Microglial Contribution to Secondary Injury Evaluated in a Large Animal Model of Human Spinal Cord Trauma

Abstract

Spinal cord injury (SCI) in dogs is a well recognized animal model to study pathogenesis and treatment modalities of the debilitating human disease. To define the contributing role of microglial cell activation to the secondary wave following SCI, microglia from 15 dogs with SCI confirmed by imaging, gross, and histopathological examination were isolated and characterized in terms of morphology, immunophenotype, and function ex vivo by flow cytometry, allowing single cell analysis. The results were compared to region-specific findings obtained from healthy control dogs. Light microscopy revealed a significant enhancement of myelinophagia within the traumatized spinal cord of dogs who had had SCI for ≥5 days.
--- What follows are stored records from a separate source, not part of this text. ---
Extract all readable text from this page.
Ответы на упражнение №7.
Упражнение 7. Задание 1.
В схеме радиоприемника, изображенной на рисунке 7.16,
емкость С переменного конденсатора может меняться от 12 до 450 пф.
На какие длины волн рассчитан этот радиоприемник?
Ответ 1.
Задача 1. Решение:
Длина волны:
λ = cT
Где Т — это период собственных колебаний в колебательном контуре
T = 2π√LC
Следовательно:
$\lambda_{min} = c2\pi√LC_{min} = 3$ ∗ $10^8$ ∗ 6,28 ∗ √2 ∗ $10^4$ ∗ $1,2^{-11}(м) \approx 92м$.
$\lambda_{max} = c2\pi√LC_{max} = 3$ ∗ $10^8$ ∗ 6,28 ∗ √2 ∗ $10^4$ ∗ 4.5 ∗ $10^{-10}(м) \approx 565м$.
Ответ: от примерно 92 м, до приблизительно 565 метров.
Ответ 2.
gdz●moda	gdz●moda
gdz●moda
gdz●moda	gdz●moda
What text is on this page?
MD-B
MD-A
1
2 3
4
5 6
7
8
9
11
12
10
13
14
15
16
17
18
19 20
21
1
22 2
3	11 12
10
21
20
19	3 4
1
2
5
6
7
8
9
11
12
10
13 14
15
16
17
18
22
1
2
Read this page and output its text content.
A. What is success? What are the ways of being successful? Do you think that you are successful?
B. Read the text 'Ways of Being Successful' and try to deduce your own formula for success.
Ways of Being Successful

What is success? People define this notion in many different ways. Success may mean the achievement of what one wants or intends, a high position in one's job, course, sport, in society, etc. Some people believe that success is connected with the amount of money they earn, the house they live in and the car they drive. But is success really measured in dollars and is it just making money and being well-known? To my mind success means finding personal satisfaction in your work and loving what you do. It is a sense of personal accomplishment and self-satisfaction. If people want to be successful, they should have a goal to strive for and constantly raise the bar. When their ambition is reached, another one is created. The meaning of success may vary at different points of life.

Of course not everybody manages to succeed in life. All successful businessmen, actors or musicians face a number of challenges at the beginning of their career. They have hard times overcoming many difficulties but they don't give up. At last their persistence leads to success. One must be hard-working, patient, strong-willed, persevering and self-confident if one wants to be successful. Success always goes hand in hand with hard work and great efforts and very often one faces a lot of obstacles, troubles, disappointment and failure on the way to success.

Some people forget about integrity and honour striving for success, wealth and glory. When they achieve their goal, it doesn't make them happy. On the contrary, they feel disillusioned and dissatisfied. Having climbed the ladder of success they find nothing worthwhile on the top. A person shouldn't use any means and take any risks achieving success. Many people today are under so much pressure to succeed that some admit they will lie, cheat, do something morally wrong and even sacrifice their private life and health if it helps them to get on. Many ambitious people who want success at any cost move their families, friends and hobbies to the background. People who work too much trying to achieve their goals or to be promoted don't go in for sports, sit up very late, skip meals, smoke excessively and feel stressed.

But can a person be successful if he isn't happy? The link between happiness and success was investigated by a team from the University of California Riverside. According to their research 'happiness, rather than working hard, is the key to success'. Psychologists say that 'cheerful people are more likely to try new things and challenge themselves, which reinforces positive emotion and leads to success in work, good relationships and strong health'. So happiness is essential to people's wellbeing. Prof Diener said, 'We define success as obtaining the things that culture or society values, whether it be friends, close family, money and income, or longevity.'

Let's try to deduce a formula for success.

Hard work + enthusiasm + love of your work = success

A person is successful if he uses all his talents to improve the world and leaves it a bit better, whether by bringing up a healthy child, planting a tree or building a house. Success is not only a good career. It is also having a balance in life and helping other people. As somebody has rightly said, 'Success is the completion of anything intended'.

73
Immunophenotypical characterization revealed increased expression of B7-1, B7-2, MHC II, CD1c, ICAM 1, CD14, CD44, and CD45 emphasizing the enhanced function of microglia as co-stimulators of T cells, in leukocyte adhesion and aggregation, and for lipid or glycolipid presentation. In addition, phagocytosis and reactive oxygen species (ROS) generation were significantly increased in dogs with spinal cord trauma. Regional differences within the spinal cord were observed by demonstrating disparities in microglial immunophenotypes in the traumatized cervical compared to the thoracolumbar spinal cord. In contrast to histopathology, microglia activation analyzed on a single cell basis did not depend upon the time span following SCI.